A concerted policy push to rein in cooling energy demand is needed urgently. Rigorous action by governments is needed urgently to curb the rapid growth in demand for AC and achieve the outcomes as per the efficient cooling scenario. In order to bring about a lasting reduction in the energy demand for cooling, governments need to enable and encourage investments and – where necessary – mandate the required improvements in ACs, as well as buildings. Such action works: efficiency standards for ACs and building energy codes have been in place in many countries for many years, and have delivered large, cost-effective energy savings. Experience shows that such policies also work quickly to reduce the higher prices of more efficient solutions, very often with no observable increase in costs to consumers.
Priority must be given to MEPS and labeling for ACs. These measures hold the potential to make the biggest dent in rising cooling demand in the coming decades, given the significant difference between minimum and best available technologies globally. With respect to building envelopes, improving adoption and enforcement of mandatory policies for low-energy building construction is a necessary first step for all countries, and improved capacity building (including education and training) is needed in many countries to ensure that efficiency standards and building energy code compliance is standard practice.
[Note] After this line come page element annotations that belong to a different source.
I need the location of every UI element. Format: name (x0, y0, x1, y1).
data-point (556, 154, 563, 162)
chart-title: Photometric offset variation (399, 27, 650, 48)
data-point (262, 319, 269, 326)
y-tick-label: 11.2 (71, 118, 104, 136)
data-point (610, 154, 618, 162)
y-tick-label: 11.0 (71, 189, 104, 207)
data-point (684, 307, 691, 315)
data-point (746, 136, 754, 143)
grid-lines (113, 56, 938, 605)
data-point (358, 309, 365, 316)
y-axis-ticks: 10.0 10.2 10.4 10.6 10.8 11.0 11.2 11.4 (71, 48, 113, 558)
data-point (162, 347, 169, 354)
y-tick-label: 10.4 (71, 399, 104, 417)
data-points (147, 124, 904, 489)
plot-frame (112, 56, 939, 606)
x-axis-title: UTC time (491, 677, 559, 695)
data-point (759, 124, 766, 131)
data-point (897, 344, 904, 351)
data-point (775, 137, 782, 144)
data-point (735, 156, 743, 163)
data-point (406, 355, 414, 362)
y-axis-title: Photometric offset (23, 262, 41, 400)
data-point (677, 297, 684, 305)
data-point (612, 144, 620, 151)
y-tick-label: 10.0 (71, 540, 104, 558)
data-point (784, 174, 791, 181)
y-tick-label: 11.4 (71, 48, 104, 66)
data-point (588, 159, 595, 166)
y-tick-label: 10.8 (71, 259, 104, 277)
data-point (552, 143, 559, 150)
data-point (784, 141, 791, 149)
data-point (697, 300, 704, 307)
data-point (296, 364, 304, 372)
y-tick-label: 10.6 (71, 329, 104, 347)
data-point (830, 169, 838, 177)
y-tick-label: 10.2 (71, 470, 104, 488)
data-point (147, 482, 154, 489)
Renovations of existing buildings are also needed in countries where the bulk of buildings that will be in use in 2050 are already standing today. A global race to the moon approach is needed to bring deep energy renovation and net-zero buildings from small-scale demonstration to mass-market penetration. Taken together, a well-designed and properly implemented set of policies can redirect every country from a path of unsustainable and unmanageable cooling energy demand growth, to a sustainable and affordable alternative.
Based on The Future of Cooling Opportunities for Energy Efficient Air Conditioning – International Energy Agency.